Sujets variés en fonction d'événements parfois inattendus. Mon blog est apolitique et non confessionnel
Si Jimmy - Toutou ll - ne dérogeait pas à ses habitudes alimentaires, soit, ses sempiternels bœufs bourguignons (rarement de la joue) et riz, il en était tout autrement de Iaky - Toutou lll .

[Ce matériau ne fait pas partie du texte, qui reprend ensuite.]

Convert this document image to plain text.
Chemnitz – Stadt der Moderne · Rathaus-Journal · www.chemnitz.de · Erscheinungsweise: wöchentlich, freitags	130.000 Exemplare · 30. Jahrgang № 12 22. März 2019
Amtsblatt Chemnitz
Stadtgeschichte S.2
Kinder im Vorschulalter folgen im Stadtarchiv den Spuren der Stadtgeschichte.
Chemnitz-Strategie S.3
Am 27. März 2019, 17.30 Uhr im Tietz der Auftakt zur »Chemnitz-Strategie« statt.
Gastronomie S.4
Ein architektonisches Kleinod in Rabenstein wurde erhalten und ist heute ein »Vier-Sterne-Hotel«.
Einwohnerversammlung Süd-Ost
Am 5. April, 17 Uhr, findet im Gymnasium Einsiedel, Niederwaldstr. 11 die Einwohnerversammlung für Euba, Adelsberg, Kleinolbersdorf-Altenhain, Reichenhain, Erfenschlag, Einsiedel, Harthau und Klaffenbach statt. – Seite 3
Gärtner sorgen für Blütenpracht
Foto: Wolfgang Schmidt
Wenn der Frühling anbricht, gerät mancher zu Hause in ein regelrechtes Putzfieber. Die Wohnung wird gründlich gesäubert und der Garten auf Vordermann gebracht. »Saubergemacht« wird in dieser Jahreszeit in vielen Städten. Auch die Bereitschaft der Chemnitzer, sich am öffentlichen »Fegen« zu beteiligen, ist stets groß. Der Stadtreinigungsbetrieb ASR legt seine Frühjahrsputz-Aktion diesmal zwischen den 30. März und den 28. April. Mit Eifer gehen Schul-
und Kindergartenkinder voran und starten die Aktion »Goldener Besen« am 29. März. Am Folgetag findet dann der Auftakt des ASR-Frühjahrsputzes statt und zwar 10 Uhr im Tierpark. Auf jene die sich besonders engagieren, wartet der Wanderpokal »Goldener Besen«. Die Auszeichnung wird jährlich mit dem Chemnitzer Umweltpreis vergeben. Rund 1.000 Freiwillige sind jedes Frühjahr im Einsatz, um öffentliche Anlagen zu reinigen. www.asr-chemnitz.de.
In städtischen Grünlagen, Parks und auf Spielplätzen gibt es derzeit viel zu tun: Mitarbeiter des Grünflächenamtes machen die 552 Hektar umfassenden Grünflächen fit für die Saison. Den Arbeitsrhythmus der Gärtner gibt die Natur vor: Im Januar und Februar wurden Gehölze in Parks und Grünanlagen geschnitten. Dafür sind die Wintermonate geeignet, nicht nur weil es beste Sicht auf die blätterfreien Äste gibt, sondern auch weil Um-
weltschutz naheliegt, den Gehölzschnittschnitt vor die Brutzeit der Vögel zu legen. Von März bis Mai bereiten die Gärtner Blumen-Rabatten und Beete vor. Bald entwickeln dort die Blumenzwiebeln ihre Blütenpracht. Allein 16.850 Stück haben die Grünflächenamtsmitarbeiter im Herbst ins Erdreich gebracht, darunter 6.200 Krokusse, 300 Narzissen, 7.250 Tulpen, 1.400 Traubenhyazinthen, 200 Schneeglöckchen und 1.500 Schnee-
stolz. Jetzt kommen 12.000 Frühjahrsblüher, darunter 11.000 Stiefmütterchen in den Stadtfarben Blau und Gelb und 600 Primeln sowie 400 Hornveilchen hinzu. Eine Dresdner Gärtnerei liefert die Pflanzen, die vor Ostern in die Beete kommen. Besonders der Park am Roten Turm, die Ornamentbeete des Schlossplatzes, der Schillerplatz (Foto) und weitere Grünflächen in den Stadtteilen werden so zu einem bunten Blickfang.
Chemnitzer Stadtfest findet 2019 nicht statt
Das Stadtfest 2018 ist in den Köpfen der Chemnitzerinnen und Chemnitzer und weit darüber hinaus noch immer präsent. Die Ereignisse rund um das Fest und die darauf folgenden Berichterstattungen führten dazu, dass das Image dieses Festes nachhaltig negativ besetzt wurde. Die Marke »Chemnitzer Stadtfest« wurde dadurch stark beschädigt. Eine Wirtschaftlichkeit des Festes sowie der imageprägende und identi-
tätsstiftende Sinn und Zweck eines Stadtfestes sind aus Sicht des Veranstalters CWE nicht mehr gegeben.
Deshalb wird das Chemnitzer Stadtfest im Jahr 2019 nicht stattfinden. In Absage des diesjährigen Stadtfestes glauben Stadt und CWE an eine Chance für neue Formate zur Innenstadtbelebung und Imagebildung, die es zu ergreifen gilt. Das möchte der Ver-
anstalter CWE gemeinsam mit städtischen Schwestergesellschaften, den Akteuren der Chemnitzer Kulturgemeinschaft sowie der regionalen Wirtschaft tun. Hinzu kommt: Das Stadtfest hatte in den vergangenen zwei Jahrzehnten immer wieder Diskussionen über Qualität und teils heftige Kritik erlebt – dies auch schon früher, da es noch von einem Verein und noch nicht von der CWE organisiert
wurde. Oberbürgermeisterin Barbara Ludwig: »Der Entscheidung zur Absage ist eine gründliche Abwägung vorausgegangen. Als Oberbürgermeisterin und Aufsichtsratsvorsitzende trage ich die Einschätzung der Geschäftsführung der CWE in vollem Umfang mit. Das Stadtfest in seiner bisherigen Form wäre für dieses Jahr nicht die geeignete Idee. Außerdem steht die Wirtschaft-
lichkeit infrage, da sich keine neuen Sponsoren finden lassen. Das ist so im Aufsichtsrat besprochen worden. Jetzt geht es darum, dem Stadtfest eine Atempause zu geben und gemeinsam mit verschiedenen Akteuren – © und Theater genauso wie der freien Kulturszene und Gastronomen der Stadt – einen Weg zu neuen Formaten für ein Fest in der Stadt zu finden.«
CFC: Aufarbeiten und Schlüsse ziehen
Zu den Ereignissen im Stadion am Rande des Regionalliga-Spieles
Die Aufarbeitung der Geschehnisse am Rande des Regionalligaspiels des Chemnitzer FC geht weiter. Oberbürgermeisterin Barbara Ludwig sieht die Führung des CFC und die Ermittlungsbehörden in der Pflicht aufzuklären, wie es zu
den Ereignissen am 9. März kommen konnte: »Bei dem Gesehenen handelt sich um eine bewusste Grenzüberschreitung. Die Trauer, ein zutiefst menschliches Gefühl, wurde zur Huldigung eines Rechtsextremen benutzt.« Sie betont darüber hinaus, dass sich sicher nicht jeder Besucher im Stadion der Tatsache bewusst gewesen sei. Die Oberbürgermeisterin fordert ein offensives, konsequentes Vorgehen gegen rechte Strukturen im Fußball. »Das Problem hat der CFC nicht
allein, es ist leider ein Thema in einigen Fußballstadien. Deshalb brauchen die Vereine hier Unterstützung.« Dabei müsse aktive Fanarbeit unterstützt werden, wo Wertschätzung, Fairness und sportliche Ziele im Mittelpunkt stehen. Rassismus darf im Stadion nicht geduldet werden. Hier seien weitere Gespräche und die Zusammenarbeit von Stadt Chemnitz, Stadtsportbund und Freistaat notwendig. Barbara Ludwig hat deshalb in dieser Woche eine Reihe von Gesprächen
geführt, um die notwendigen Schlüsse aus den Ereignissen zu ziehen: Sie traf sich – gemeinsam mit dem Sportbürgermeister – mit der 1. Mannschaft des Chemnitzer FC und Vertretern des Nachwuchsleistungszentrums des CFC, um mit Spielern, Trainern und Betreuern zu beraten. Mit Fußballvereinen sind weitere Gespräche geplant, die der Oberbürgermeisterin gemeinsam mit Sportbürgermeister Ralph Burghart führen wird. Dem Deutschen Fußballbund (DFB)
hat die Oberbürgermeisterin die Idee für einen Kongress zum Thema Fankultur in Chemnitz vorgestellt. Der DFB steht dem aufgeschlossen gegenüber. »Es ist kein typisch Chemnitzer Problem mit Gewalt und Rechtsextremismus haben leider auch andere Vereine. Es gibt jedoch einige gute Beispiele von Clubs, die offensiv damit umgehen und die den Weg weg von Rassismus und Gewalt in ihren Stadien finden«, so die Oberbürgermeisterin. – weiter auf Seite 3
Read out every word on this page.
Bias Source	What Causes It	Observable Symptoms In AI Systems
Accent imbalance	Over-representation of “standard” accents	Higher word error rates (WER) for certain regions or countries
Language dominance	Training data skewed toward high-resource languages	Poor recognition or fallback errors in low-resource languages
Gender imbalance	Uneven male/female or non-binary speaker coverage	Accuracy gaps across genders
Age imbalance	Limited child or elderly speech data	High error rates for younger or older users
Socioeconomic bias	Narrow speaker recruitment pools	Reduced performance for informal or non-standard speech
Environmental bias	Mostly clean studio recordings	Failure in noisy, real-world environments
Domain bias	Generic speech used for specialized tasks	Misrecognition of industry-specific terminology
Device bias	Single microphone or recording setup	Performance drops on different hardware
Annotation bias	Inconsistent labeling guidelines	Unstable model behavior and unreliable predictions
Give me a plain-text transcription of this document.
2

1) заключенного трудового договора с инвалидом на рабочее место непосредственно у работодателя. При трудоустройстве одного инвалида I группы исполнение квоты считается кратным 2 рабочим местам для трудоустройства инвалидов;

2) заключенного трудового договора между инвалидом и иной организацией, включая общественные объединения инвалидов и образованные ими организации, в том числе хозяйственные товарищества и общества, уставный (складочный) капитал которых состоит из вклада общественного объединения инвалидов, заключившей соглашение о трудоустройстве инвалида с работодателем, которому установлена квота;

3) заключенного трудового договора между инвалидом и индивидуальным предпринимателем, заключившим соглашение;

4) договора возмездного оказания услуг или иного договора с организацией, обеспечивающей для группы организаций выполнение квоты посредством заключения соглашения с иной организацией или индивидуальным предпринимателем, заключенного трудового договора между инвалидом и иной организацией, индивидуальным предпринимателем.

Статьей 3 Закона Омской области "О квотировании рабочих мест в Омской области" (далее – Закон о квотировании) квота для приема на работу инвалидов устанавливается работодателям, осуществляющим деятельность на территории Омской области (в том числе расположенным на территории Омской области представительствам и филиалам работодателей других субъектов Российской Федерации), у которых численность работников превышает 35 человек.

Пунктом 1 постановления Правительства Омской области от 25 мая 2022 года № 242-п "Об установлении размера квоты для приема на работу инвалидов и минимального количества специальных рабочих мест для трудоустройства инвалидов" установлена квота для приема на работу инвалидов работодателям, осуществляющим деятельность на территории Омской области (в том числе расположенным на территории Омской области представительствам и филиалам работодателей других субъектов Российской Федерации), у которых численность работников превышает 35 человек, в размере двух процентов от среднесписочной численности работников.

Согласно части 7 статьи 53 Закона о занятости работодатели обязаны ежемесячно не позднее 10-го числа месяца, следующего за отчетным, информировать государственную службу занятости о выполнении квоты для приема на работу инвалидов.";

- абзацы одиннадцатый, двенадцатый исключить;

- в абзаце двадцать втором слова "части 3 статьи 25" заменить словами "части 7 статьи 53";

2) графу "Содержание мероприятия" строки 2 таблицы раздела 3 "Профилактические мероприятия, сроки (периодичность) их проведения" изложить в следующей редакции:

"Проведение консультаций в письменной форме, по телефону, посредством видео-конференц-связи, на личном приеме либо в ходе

Le cocker appréciait la bonne chère - et, pendant l’adolescence, il aimait bien l’arroser d’une lampée de vin rosé, qu’il n’hésitait pas à ingurgiter avec, une rapidité surprenante, lorsque maman se remplissait un verre. De même, il allait faucher une petite tasse à dégustation où on avait versé de la liqueur d’abricot, ou bien, il attrapait, avec ses deux pattes, une petite bouteille de “Noyau de Poissy” posée sur le plateau inférieur de notre table roulante, puis il léchait le goulot (à l’extérieur !) de cette bouteille -
Sa préférence allait au jambon de Bayonne dont il était fou.
Alors que l'animal était en pension, avec sa tatie “tatou”, chez son tonton , ce dernier avait décidé avec l’aide d’amis, de faire du nettoyage par le vide dans sa villa.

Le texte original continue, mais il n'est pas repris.